Department of Pharmacology Faculty
Trevor W. Sweatman, Ph.D.
Room 421 Crowe Research Building
- Hatfield Polytechnic, Hertfordshire, England B.Sc.(Hons) 1976 Applied Biology
- Southampton University Medical School, Hampshire, England
Ph.D. 1981 Pharmacology
Despite the promise that gene therapy holds for certain human conditions, drug therapy will continue to provide the most significant patient benefit for the foreseeable future. Doubtless, human genomic research will prove an invaluable tool in identifying genetic variability in drug receptor number and function, thereby providing the means to a more individualized approach to drug therapy. Nevertheless, there will remain a strong impetus for 1, new delivery techniques for the existing chemotherapeutics, and 2, the development of new mechanistically novel drug therapies.
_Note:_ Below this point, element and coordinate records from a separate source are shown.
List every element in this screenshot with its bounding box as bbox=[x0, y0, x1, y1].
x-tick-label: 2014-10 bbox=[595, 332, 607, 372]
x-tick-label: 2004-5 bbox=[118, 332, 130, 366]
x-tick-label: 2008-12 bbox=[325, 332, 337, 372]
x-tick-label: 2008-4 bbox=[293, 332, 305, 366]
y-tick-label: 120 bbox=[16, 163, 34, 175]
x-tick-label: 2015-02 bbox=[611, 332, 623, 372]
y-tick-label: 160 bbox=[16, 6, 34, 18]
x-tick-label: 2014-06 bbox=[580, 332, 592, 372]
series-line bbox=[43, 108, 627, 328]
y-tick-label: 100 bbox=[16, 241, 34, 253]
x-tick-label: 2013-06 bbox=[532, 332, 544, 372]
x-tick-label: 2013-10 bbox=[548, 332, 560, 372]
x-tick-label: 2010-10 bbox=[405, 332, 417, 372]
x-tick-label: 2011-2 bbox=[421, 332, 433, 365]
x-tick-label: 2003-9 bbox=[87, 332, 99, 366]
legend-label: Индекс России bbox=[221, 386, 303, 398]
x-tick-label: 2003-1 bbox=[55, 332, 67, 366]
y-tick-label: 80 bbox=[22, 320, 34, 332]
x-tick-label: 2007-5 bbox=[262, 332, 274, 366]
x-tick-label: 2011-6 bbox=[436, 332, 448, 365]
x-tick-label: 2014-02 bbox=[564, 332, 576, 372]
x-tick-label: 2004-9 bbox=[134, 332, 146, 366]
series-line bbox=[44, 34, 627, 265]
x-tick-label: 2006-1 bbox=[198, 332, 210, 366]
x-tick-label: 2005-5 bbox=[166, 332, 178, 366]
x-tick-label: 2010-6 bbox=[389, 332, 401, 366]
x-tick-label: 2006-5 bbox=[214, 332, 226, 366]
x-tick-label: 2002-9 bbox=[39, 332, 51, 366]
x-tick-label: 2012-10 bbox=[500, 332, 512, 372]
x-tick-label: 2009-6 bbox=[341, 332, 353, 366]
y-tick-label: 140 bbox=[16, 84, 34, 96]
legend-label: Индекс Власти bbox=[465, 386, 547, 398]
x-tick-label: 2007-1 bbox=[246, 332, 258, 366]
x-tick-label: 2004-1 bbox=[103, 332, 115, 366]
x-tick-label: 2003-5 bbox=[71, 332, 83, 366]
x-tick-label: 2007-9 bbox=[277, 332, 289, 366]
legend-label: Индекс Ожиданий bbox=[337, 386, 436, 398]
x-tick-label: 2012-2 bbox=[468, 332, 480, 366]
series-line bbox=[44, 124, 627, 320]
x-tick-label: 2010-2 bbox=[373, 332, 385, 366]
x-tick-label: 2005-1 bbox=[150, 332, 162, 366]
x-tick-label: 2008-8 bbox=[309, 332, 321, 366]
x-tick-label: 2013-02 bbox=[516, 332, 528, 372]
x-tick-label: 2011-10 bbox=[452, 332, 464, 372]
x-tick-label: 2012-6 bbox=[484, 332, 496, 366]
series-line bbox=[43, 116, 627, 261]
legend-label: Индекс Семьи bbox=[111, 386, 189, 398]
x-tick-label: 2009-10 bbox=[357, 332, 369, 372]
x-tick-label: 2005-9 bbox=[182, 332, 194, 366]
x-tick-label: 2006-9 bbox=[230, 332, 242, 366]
These two aspects are the focus of my research endeavours here at UTHSC, which are directed primarily at developmental chemotherapeutics belonging to the class of agents known as anthracyclines.
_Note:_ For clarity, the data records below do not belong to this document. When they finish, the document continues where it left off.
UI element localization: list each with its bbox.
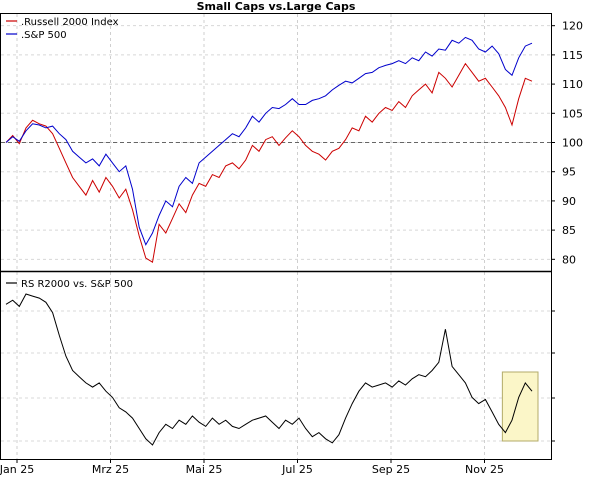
highlight-box	[501, 371, 539, 442]
legend-label-rs: RS R2000 vs. S&P 500	[21, 279, 133, 290]
y-tick-label: 100	[562, 137, 583, 150]
legend-label-russell: .Russell 2000 Index	[21, 17, 119, 28]
x-axis-ticks: Jan 25 Mrz 25 Mai 25 Jul 25 Sep 25 Nov 25	[0, 459, 504, 476]
y-tick-label: 80	[562, 253, 576, 266]
lower-grid	[1, 272, 551, 459]
x-tick-label: Jul 25	[281, 463, 313, 476]
chart-title: Small Caps vs.Large Caps	[197, 0, 356, 13]
x-tick-label: Jan 25	[0, 463, 34, 476]
y-tick-label: 120	[562, 20, 583, 33]
y-tick-label: 85	[562, 224, 576, 237]
x-tick-label: Mrz 25	[92, 463, 129, 476]
y-axis-ticks: 80 85 90 95 100 105 110 115 120	[551, 20, 583, 442]
y-tick-label: 95	[562, 166, 576, 179]
x-tick-label: Mai 25	[186, 463, 223, 476]
y-tick-label: 90	[562, 195, 576, 208]
series-line-russell	[5, 62, 533, 264]
chart-frame	[0, 13, 552, 460]
upper-legend: .Russell 2000 Index .S&P 500	[6, 17, 119, 41]
upper-series-group	[5, 36, 533, 264]
y-tick-label: 110	[562, 78, 583, 91]
series-line-sp500	[5, 36, 533, 246]
y-tick-label: 105	[562, 107, 583, 120]
x-tick-label: Sep 25	[372, 463, 410, 476]
lower-series-group	[5, 293, 533, 446]
lower-legend: RS R2000 vs. S&P 500	[6, 279, 133, 290]
legend-label-sp500: .S&P 500	[21, 30, 67, 41]
series-line-rs	[5, 293, 533, 446]
upper-grid	[1, 14, 551, 271]
y-tick-label: 115	[562, 49, 583, 62]
x-tick-label: Nov 25	[465, 463, 504, 476]
highlight-rect	[501, 371, 539, 442]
Whether employed alone or in combinatorial treatment regimens, anthracycline antitumor agents such as doxorubicin (Adriamycin®), the prototypical agent, remain amongst the most effective drugs for certain malignancies. Unfortunately, the original anthracycline antitumor agents suffer from a number of well known and significant drawbacks including their being substrates for the p-glycoprotein (P-gp) drug efflux mechanism associated with cellular drug resistance and the unfortunate ability to produce dose-dependent cumulative cardiotoxicity. Thus, considerations of toxicity and efficacy have, over the past 3-decades, driven the worldwide efforts at the development of new anthracycline antitumor agents.
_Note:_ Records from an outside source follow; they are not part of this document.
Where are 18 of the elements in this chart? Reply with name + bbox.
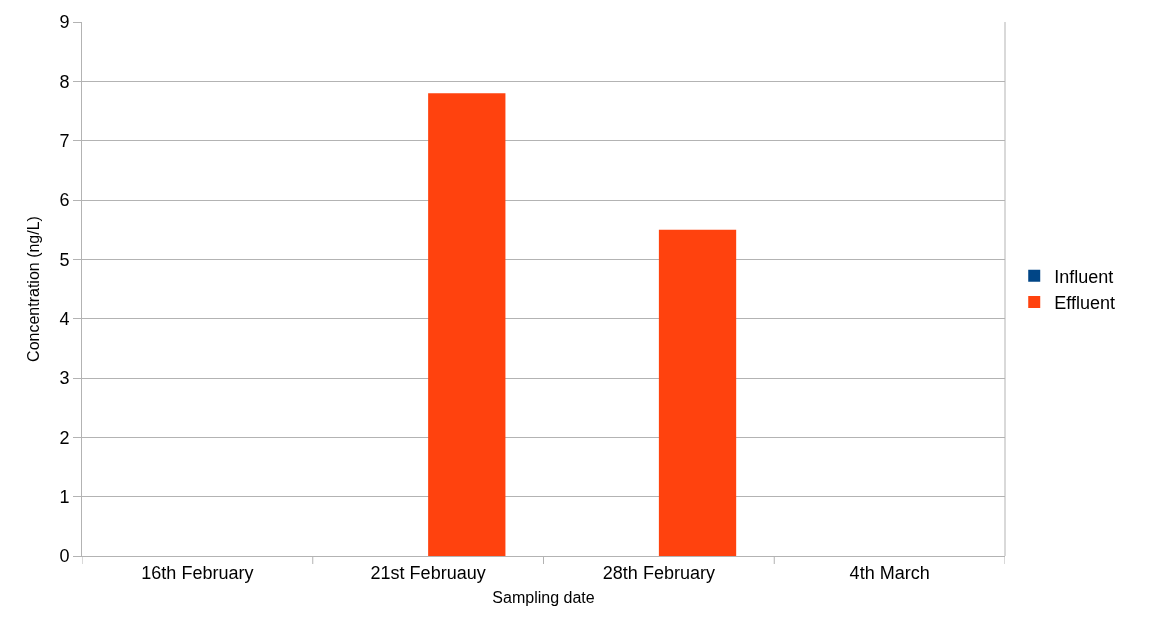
legend-label: Influent <box>1054 266 1114 287</box>
y-tick-label: 9 <box>59 12 70 33</box>
y-tick-label: 7 <box>59 130 70 151</box>
legend-label: Effluent <box>1054 293 1115 314</box>
x-tick-label: 21st Februauy <box>370 562 486 583</box>
x-tick-label: 28th February <box>602 562 715 583</box>
y-tick-label: 3 <box>59 368 70 389</box>
x-tick-label: 4th March <box>849 562 930 583</box>
y-tick-label: 5 <box>59 249 70 270</box>
y-axis-title: Concentration (ng/L) <box>25 216 43 362</box>
y-tick-label: 4 <box>59 308 70 329</box>
y-tick-label: 1 <box>59 486 70 507</box>
y-tick-label: 8 <box>59 71 70 92</box>
y-tick-label: 2 <box>59 427 70 448</box>
y-tick-label: 0 <box>59 546 70 567</box>
x-tick-label: 16th February <box>141 562 254 583</box>
y-tick-label: 6 <box>59 190 70 211</box>
x-axis-title: Sampling date <box>492 589 595 607</box>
The failure of antitumor agents to eradicate disease can be attributed to many variables including pharmacologic drug sanctuary and drug resistance. Total drug administration is usually limited by considerations of drug toxicity, e.g. myelosuppression which can be both debilitating and life-threatening. For these several reasons, the option of localized drug-delivery, either via arterial access or by drug placement is particularly appealing as, theoretically, it maximizes tumor drug exposure while minimizing both total drug dose and subsequent systemic toxicity. With regard to direct drug placement, my laboratory has a longstanding interest in intraglandular and intralesional drug administration. This work which involves “proof of concept” in appropriate models as well as pre-clinical and clinical pharmacology studies was recently used to good effect as part of the FDA approval process for valrubicin (Valstar®). This clinical agent is used to treat superficial carcinoma of the bladder, by direct intravesical instillation. Further developmental work is now underway with this novel anthracycline for direct intratumoral injection vs. prostatic tumors and unresectable tumors of the head and neck. Recent work has shown a good synergistic effect of valrubicin with irradiation, the latter being a common treatment modality for both of these tumor types. Presently we believe this synergism is related to one of the mechanisms of action of valrubicin, as outlined below. Further “proof of concept” studies with intratumoral valrubicin continue presently.
Mechanistically novel drug therapies
Most “traditional” antitumor agents produce cell death via cellular targets located within the nucleus. This is certainly true for classical anthracyclines like doxorubicin which intercalate with DNA and produce DNA topoisomerase inhibition. However, our studies have shown that structural modifications to the anthracycline structure can profoundly impact upon the mechanism(s) of cytotoxicity that these novel congeners produce. Thus, defined structural components of valrubicin and AD 198 (N-benzyladriamycin-14-valerate) have recently been shown to directly modulate the action of protein kinase C (PKC) through an interaction with the C1 regulatory domain. This interaction can result in rapid apoptotic cell death, an event unaffected by over expression of the anti-apoptotic protein, BCl-2, or significant synergism with tumor or cell low dose irradiation. Structure-activity studies are now underway in my laboratory to establish those features of the drug congeners which are responsible for these PKC effects. This work is multidisciplinary and involves biochemical and cellular studies of drug action, molecular studies of downstream cellular events arising from drug exposure, PKC-ligand molecular modeling and metabolic studies of drug accumulation and persistence. The long-term goal is to develop a new class of antitumor agents that incorporate PKC modulation as a part of their overall cytotoxic mechanism(s). These studies are being conducted in close collaboration with my longstanding colleagues, Dr. Mervyn Israel and Dr. Leonard Lothstein here at UT-Memphis and, for molecular modeling, with Dr. Abby Parrill at the University of Memphis.